Passando alle resine sintetiche i lavori hanno perso questa caratteristica?
In realtà no. Ho scoperto che alcune resine sintetiche riescono a creare lo stesso punto di luce pur avendo una resistenza meccanica e un’elasticità maggiori rispetto a quelle naturali. Sono molto stabili e sono anche più economiche.

Lavorare con un materiale che a parità di resa costa meno può avere un’influenza sul modo di dipingere?
Cerco sempre delle dinamiche che possano mettermi a mio agio, perché il primo pensiero è distruggere. Se mi ritrovo in una situazione dove sono in soggezione rispetto ai materiali che utilizzo, è molto difficile che riesca a fare quel salto. Ho la necessità di lavorare con materiali non troppo preziosi.
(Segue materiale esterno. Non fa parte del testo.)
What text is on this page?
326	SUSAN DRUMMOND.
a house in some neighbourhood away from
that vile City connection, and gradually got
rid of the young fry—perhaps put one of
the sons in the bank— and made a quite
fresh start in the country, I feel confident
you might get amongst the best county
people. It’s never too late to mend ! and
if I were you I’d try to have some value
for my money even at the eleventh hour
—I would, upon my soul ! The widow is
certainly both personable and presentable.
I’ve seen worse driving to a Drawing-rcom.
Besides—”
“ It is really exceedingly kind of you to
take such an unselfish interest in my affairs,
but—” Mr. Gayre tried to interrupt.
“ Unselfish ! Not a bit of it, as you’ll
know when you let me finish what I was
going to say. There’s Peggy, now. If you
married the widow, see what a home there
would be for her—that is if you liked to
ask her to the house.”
Che cosa intende con «distruggere»?
Non lo intendo in maniera fisica, effettiva. Le faccio un esempio: quando si hanno delle scarpe bianche nuove c’è un periodo iniziale in cui si riesce a tenerle pulite, poi scatta qualcosa, le scarpe non sono più bianche e si è liberi di farci quello che si vuole, di sporcarle, di giocarci a pallone. Pensi alle scarpe bianche come a un materiale pittorico costoso, e la soggezione che può mettere quando si va ad agire su esso. Quando tengo delle lezioni, e vedo molti studenti in soggezione nei confronti della tela, consiglio di produrne tante, di lavorare contemporaneamente su più tele, in modo da togliere la preziosità ma anche la pesantezza, la gravità del dedicarsi a un unico lavoro. In mostra i materiali di supporto, i pannelli a parete, così come il tavolo al centro della stanza, sono di cartone. Lo si può tagliare, spezzare, ricomporre, ci si può fare tantissime cose, e questo mi dà la sensazione di lavorare con una scenografia. In ambito scenografico si hanno pochissimi materiali, e con quelli si deve riuscire a fare più cose possibili.
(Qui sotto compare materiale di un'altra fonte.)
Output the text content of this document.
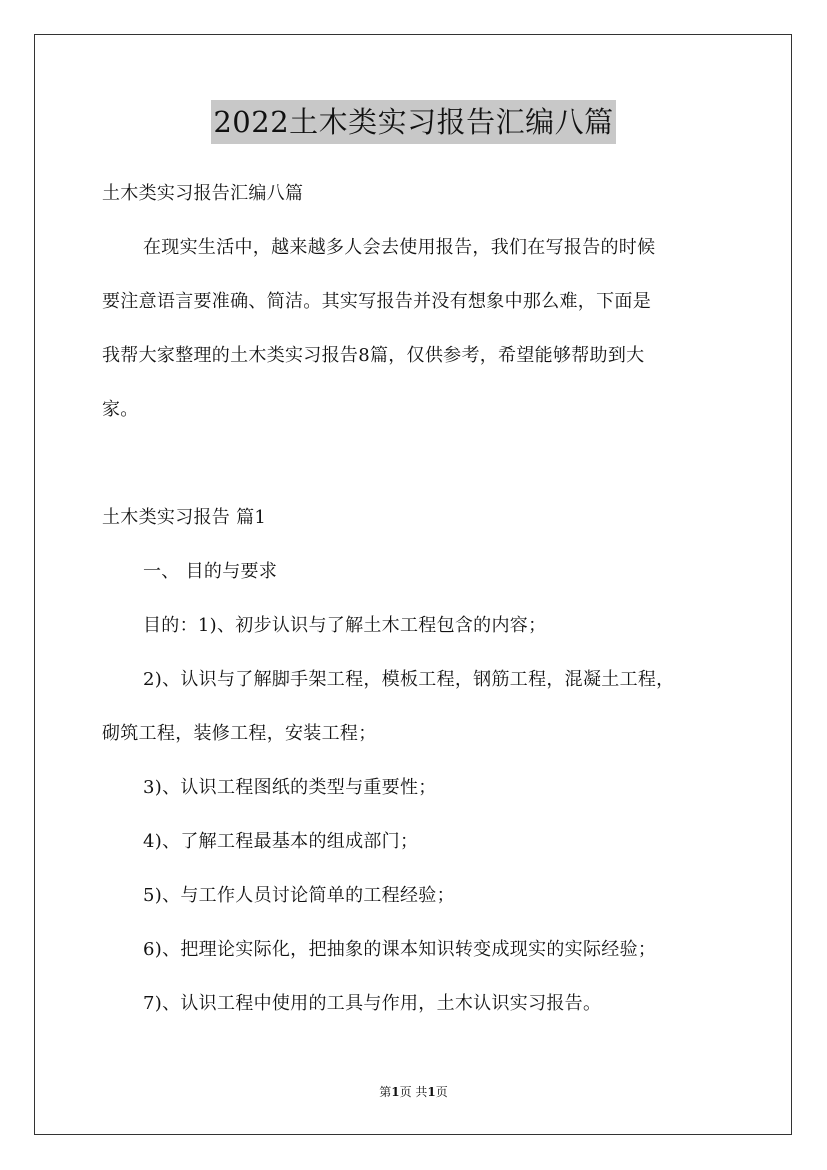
2022土木类实习报告汇编八篇
土木类实习报告汇编八篇
在现实生活中，越来越多人会去使用报告，我们在写报告的时候
要注意语言要准确、简洁。其实写报告并没有想象中那么难，下面是
我帮大家整理的土木类实习报告8篇，仅供参考，希望能够帮助到大
家。
土木类实习报告 篇1
一、 目的与要求
目的：1)、初步认识与了解土木工程包含的内容；
2)、认识与了解脚手架工程，模板工程，钢筋工程，混凝土工程，
砌筑工程，装修工程，安装工程；
3)、认识工程图纸的类型与重要性；
4)、了解工程最基本的组成部门；
5)、与工作人员讨论简单的工程经验；
6)、把理论实际化，把抽象的课本知识转变成现实的实际经验；
7)、认识工程中使用的工具与作用，土木认识实习报告。
第1页 共1页
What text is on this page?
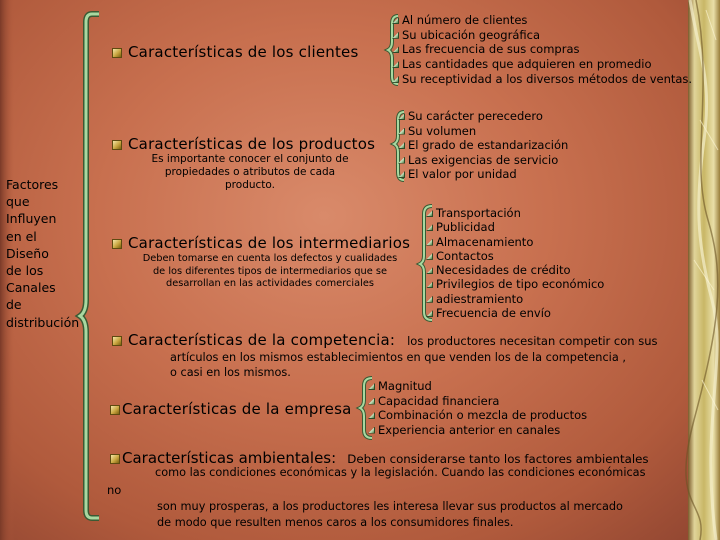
Factores
que
Influyen
en el
Diseño
de los
Canales
de
distribución
Características de los clientes
Al número de clientes
Su ubicación geográfica
Las frecuencia de sus compras
Las cantidades que adquieren en promedio
Su receptividad a los diversos métodos de ventas.
Características de los productos
Es importante conocer el conjunto de
propiedades o atributos de cada
producto.
Su carácter perecedero
Su volumen
El grado de estandarización
Las exigencias de servicio
El valor por unidad
Características de los intermediarios
Deben tomarse en cuenta los defectos y cualidades
de los diferentes tipos de intermediarios que se
desarrollan en las actividades comerciales
Transportación
Publicidad
Almacenamiento
Contactos
Necesidades de crédito
Privilegios de tipo económico
adiestramiento
Frecuencia de envío
Características de la competencia: los productores necesitan competir con sus
artículos en los mismos establecimientos en que venden los de la competencia ,
o casi en los mismos.
Características de la empresa
Magnitud
Capacidad financiera
Combinación o mezcla de productos
Experiencia anterior en canales
Características ambientales: Deben considerarse tanto los factores ambientales
como las condiciones económicas y la legislación. Cuando las condiciones económicas
no
son muy prosperas, a los productores les interesa llevar sus productos al mercado
de modo que resulten menos caros a los consumidores finales.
Sta lavorando alla mostra in un’ottica scenografica?
È un atteggiamento che ho sempre avuto, e lo conservo anche quando lavoro sulle tele, o quando le allestisco. La dinamica scenica c’è sempre, ha a che fare con il creare le condizioni per cui una tela possa essere percepita in un determinato modo, e che sia in grado di guidarti verso una certa dinamica percettiva. Nel mio caso, la classica idea di appendere un lavoro con la mediana a un metro e mezzo da terra è sbagliata, perché non è detto che quel lavoro funzioni allestito in modo canonico. Una mostra formata solo da dipinti è sempre una rappresentazione, una proiezione. Nel caso di questo progetto, gli elementi fissi iniziali sono le mille stampe, il cartone e alcune cornici a giorno molto economiche, oltre a colori acrilici da pelletteria, molto opachi e molto trasparenti, usati per dipingere scarpe e borse di alta moda che mi sono stati donati dagli stessi produttori pochi anni fa. Molto spesso, quando scelgo un colore, non è perché ho in mente di realizzare una determinata cosa, ma è l’esatto contrario. Voglio vedere che cosa può accadere con i materiali che ho a disposizione.